Porque quizá, concurso a concurso, premio a premio, estén acostumbrando a la sociedad a asumir como normal que las reglas del juego democrático sean tan sólo una representación, que no haga falta respetarlas (o hacer como que se respetan) salvo cuando le benefician a uno. Quizá estén legitimando el mensaje de que no sólo no vivimos en una meritocracia (cosa que ya sabíamos, tan tontos no somos) sino que ni siquiera aspiramos a ello. Que no vale la pena esforzarse en hacer las cosas lo mejor posible, para qué, aunque sean cosas tan nimias e intrascendentes como una cancioncilla kleenex o una novelita kleenex, pues lo importante es tener los amiguetes adecuados, tener acceso a los resortes de poder adecuados y chupar las pollas adecuadas. Sí, he dicho pollas, qué pasa.

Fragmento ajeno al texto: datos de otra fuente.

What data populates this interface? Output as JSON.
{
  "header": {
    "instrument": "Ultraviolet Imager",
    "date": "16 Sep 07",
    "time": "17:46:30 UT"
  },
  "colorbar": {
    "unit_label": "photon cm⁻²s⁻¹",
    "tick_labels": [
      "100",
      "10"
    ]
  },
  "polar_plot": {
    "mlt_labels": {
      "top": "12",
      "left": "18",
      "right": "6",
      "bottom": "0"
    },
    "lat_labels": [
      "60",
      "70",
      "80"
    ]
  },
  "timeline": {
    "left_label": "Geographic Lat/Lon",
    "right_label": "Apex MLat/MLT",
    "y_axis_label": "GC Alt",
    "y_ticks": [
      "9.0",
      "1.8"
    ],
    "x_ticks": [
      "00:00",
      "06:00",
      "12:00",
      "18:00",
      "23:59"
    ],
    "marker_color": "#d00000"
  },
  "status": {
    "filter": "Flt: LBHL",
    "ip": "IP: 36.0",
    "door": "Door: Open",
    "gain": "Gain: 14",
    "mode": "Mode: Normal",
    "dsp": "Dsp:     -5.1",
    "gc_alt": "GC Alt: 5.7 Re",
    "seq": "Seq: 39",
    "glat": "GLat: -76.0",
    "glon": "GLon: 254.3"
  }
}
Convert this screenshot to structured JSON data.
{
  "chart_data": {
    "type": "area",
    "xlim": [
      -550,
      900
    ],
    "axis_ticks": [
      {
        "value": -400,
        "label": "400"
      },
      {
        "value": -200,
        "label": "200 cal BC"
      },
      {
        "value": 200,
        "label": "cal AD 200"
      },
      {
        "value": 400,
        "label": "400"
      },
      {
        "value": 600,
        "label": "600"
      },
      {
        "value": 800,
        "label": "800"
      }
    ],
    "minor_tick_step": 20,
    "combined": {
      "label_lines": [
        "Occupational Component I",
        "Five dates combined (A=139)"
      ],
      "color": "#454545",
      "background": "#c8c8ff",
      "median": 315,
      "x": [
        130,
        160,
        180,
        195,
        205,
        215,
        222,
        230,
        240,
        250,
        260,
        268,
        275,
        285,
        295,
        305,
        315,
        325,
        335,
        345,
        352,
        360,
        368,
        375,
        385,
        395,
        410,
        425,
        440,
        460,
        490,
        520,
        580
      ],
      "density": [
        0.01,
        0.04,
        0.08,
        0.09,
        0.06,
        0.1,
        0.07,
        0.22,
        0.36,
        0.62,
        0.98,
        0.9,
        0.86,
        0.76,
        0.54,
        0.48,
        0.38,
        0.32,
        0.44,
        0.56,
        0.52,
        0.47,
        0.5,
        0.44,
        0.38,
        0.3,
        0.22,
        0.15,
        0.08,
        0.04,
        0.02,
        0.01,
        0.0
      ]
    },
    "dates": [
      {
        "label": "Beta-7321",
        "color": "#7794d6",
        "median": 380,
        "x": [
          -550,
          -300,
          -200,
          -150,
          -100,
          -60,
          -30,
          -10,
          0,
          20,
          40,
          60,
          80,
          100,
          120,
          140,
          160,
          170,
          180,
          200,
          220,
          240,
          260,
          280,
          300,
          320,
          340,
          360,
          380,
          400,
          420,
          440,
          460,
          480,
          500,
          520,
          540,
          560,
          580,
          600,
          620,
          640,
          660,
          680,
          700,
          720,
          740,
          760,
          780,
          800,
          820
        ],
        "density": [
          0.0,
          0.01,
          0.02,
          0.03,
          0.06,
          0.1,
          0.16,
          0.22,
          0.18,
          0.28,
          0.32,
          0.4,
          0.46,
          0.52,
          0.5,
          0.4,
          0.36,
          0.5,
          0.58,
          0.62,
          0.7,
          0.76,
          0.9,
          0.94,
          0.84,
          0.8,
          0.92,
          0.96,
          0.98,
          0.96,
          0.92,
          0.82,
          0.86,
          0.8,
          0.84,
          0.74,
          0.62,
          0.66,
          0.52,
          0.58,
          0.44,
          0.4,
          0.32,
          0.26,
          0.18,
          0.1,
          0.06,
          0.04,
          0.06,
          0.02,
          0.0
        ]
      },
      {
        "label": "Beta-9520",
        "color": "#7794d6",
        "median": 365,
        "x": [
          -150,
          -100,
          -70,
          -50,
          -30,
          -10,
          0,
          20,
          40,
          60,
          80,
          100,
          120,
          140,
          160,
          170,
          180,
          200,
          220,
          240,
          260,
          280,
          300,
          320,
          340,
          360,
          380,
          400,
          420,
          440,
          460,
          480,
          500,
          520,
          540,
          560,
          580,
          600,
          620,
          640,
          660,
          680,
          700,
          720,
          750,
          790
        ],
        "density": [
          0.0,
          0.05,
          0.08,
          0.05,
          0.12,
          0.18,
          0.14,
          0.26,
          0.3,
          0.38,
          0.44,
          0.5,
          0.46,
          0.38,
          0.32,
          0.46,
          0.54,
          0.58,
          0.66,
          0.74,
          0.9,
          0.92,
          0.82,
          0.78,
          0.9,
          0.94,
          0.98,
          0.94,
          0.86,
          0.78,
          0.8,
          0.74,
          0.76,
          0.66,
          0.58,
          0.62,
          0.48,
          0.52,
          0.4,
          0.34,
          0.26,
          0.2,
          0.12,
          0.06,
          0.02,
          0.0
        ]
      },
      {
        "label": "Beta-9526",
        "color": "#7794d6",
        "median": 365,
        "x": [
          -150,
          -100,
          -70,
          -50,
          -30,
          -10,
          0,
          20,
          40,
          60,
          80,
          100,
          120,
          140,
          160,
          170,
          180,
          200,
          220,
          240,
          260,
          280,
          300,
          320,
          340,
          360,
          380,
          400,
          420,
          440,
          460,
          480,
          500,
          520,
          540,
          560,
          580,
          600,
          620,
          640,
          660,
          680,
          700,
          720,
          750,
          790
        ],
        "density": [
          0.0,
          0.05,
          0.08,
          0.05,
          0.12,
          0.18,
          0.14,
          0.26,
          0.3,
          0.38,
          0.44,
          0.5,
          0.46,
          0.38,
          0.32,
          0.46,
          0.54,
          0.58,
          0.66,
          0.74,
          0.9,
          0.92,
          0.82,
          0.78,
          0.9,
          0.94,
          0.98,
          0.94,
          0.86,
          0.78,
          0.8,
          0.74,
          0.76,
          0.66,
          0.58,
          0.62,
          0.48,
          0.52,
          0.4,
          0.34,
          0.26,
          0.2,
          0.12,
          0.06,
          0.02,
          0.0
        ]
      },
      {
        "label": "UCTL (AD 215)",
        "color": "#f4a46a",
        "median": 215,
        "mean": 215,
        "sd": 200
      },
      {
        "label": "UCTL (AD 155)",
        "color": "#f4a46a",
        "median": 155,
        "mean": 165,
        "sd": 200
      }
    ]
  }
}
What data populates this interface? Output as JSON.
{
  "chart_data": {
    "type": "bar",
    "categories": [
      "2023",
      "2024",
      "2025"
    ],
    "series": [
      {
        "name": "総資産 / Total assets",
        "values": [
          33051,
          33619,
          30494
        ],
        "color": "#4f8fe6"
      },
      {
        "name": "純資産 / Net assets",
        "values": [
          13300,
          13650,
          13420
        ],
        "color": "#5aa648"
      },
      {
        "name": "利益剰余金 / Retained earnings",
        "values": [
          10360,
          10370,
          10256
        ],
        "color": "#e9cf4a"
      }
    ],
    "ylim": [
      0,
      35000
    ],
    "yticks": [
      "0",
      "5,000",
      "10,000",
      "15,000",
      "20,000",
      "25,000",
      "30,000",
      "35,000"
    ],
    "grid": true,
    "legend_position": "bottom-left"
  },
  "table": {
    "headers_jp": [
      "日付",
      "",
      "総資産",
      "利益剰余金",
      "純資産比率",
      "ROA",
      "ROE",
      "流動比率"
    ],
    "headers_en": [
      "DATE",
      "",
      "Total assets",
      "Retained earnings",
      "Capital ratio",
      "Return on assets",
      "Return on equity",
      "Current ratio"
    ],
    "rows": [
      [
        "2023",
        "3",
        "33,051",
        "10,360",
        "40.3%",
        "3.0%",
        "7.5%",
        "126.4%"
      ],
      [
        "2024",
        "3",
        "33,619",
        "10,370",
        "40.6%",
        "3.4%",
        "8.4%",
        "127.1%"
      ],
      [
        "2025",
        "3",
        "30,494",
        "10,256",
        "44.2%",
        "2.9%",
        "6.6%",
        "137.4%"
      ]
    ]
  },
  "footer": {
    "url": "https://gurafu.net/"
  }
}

Quizá estén contribuyendo a convencer a la gente de que, si el sistema truca sus propias reglas en asuntos tan intrascendentes, por qué no lo va a hacer también en asuntos de mayor enjundia. Como los concursos públicos de concesión de obras y servicios (esos no son tan intrascendentes, afectan de forma muy directa a nuestras vidas y nuestros bolsillos). Algún que otro mangoneo se ha descubierto, alguna que otra vez, en ese terreno, y cierto es que los responsables han visto caer sobre ellos el peso de la ley: pienso en la trama Gürtel, pienso en la trama del 3 por ciento en Cataluña. O en la causa que tiene abierta la actual presidenta del Parlament catalán por supuesta concesión de contratos públicos a un amiguete, cuando era consellera del gobierno local. Muy probablemente estos casos sean la excepción más que la regla, pero la aparición de cada uno de ellos afecta a la credibilidad de todos los demás, y del sistema mismo. Como también la afecta, sin duda, que en cosas en principio tan intrascendentes como la concesión de un premio literario privado, o la selección de la canción de Eurovisión, el pucherazo se vea como normal.Porque si es normal ahí ¿por qué no va a serlo en cualquier otra circunstancia? ¿en las elecciones legislativas, por ejemplo? ¿o en la selección de los miembros del Tribunal Supremo? ¿O en la de los miembros del Tribunal Constitucional?
Que la canción elegida para Eurovisión no sea la que surgió de la votación popular no tiene ninguna importancia, ni reviste ninguna gravedad. Lo grave es que, procediendo así, se desacredita el concepto de “votación popular”. Que en un premio literario se premie la obra que le conviene al convocante y no la que elige el jurado según criterios supuestamente meritocráticos tampoco tiene mayor importancia, ni reviste mayor gravedad. Lo grave es que, aceptándolo, se desacredita el concepto mismo de meritocracia. Y se normaliza la deshonestidad, y se contribuye a vaciar de valores éticos la sociedad abierta y democrática. Y cuando la sociedad abierta y democrática se vacía de valores éticos, se va abriendo la puerta tras la que aguarda el fascismo, que otra cosa no será, pero honesto, al menos en apariencia, sí. Y esa puerta ya está tan abierta que el fascismo tiene más de una pierna dentro.
Por eso la sociedad abierta y democrática debería apegarse a sus principios éticos con firmeza. Y no permitir que se transgredan ni siquiera en cuestiones tan nimias e intrascendentes como la elección de una cancioncilla kleenex o una novelita kleenex, condenadas a un fugaz momento de gloria seguido del eterno olvido. Porque no es una cuestión de qué cancioncilla es mejor. Es una cuestión de… eso mismo, de principios.